Demanding LPs and AI advancements have moved the dial on data. But what does a data strategy during a holding period look like? Xhulio Ismalaj reports

With a challenging exit environment, GPs are having to hold onto portfolio companies for longer. As such, there is even greater tenacity needed to squeeze value out of investments.

The role of data is central to all of this, with many GPs deploying data workstreams as part of their value creation toolbox. Further, with advancements in LLMs and more broadly with AI, there is an increasing focus on data quality.

Accurate data at a granular level helps GPs report to their LPs, getting beyond the portco’s P&L statement and finance team. Vera Huang, UK sales director of data services at fund administrator IQ-EQ, says: “LPs are increasingly coming to GPs with more ad hoc requests, becoming more and more demanding, in a good way, for better transparency, to find out how GPs are creating value, how portfolio companies are doing and have been performing over time.”

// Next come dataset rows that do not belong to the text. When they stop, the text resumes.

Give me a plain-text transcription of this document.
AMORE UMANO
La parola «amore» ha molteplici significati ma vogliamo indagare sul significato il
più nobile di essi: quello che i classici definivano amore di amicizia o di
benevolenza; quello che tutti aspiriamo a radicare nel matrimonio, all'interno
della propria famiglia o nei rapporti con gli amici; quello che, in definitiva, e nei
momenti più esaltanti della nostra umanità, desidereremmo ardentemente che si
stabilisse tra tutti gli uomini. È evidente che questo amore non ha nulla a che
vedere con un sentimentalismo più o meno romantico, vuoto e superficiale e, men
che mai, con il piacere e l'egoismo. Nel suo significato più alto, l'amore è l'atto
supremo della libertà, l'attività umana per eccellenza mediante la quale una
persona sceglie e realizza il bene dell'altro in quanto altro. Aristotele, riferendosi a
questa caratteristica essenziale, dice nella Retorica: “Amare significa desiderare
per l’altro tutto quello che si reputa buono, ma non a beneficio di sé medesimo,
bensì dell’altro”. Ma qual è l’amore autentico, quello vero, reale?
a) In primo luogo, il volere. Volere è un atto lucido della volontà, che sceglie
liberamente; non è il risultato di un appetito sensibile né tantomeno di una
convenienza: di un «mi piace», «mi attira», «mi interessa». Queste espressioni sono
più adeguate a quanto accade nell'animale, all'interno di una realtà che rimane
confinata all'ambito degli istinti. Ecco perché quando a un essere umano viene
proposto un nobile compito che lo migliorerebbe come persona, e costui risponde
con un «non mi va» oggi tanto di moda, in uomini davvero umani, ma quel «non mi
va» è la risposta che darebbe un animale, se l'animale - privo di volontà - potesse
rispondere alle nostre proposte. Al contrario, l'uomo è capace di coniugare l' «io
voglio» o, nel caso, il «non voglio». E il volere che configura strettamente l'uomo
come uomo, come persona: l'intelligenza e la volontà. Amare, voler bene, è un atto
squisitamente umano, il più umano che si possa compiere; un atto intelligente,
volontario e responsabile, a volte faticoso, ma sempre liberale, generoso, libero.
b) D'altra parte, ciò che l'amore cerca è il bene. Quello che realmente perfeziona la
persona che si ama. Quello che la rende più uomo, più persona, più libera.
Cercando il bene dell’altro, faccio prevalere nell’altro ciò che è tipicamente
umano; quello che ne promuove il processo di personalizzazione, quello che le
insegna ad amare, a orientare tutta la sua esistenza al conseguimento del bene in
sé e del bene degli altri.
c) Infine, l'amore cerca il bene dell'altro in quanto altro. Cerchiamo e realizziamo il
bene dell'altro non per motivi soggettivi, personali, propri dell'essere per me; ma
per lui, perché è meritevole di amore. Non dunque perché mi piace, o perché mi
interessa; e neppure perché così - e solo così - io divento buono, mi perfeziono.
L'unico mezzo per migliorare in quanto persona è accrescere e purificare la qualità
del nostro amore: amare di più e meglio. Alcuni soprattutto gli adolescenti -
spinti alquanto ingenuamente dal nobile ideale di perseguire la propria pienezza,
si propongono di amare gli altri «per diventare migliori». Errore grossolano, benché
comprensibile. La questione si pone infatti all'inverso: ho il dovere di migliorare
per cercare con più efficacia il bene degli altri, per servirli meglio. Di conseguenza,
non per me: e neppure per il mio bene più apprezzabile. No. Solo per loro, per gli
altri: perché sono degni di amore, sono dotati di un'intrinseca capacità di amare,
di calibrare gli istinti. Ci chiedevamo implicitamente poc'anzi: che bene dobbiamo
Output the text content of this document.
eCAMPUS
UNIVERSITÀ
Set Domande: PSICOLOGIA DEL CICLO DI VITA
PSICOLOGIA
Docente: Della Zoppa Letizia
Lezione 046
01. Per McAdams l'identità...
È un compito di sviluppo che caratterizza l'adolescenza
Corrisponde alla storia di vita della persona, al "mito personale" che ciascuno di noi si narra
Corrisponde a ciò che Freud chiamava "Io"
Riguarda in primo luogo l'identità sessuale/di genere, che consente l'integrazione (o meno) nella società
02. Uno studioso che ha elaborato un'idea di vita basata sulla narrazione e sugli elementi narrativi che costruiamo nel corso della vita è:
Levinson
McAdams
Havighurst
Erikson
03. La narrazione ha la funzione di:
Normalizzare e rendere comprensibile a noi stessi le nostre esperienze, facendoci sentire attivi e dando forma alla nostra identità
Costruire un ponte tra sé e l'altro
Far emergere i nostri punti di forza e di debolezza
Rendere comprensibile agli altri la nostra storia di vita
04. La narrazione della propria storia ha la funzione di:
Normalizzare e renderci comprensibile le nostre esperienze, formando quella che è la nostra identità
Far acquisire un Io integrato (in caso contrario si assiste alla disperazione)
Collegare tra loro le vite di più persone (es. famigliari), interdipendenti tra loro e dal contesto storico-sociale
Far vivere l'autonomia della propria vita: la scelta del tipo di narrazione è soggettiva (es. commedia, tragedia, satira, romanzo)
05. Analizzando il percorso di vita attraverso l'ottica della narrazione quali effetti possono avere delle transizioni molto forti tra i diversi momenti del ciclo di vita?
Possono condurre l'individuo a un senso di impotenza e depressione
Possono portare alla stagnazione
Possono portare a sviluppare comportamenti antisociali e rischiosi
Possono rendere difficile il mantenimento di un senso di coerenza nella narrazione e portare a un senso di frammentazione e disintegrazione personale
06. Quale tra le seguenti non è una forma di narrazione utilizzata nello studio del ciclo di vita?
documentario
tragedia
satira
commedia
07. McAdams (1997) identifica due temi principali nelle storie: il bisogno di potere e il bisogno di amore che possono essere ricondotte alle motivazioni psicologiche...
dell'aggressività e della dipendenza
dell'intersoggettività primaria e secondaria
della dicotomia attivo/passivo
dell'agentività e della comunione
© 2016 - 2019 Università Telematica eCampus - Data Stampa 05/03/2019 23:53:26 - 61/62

While financial and commercial metrics are usually the place to begin for tracking value creation, many are now looking at non-financial metrics.

“A couple of such metrics that have gained popularity over the years would be net promoter score to track how likely your clients are going to recommend your product, or annual contract values, which is more prominent in the SaaS industry,” says Huang.

Of course, with a growing emphasis on ESG and the energy transition, GPs are increasingly asking for ESG metrics to be tracked too.

Business transformation

The first step in a portco’s data journey starts with a high-level value creation plan, says Marco Ferrara, operating partner at Limerston Capital, a UK investor targeting businesses valued between £20m and £200m.

Then it’s about identifying the KPIs throughout the different layers of the business needed to hit the high-level value creation objectives, and translating them into data points. Limerston’s Ferrara likes using the objectives and key results framework to cascade the business’s key priorities throughout the organisation.

“It aligns everyone in the company on what the key results that the business needs to deliver are,” he says. “If management makes those critical KPIs that you need to hit as a business clear to everyone, and there’s a clear understanding of how each layer in the organisation will contribute to delivering those KPIs, then every employee knows what they need to do to deliver success.”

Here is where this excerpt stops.